We will have multiple separate datasets for training and testing data. The training set may just consist of more general CO2 emissions data in the past, and won’t strictly be from the region. The testing data will be more recent CO2 emissions data from the region we are currently studying, in this case Southeast Asia. The size of these sets are flexible, and investigations into the accuracy of the output given the training and testing input sets will be done.

Similar methods may instead replace the currently chose model of CO2 projection. Those methods, too, may include changes to the linear regression function within the model to better fit the training and testing sets of data.

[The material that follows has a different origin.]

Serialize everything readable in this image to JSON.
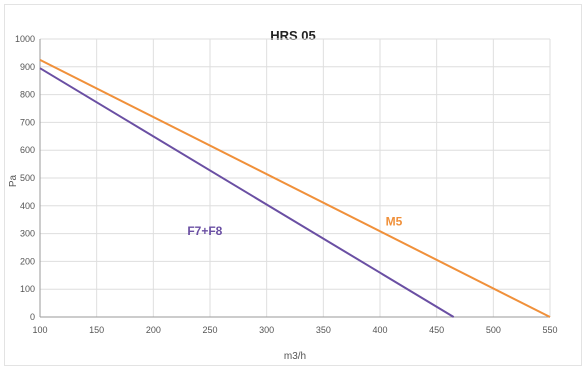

Nonlinear models, primarily the polynomial models, will also be considered for the data, and will be constantly compared with the original linear regression method in order to understand the general increase in CO2 emissions.

References

Blancas, L. C., & El-Hifnawi, M. B. (2014). Facilitating Trade through Competitive, Low-Carbon Transport: The Case for Vietnam’s Inland and Coastal Waterways. Directions in Development: Countries and Regions.

Gaughan, Andrea E, Oda, Tomohiro, Sorichetta, Alessandro, Stevens, Forrest R, Bondarenko, Maksym, Bun, Rostyslav, . . . Nghiem, Son V. (2019). Evaluating nighttime lights and population distribution as proxies for mapping anthropogenic CO2 emission in Vietnam, Cambodia and Laos. Environmental Research Communications, 1(9), Environmental Research Communications, 2019-09-11, Vol.1 (9).

Lin, Xin, Ciais, Philippe, Bousquet, Philippe, Ramonet, Michel, Yin, Yi, Balkanski, Yves, . . . Zhou, Lingxi. (2018). Simulating CH 4 and CO 2 over South and East Asia using the zoomed chemistry transport model LMDz-INCA. Atmospheric Chemistry and Physics, 18(13), 9475-9497.

Meng, Jing, Mi, Zhifu, Guan, Dabo, Li, Jiashuo, Tao, Shu, Li, Yuan, . . . Davis, Steven J. (2018). The rise of South-South trade and its effect on global CO2 emissions. Nature Communications, 9(1), 1-7.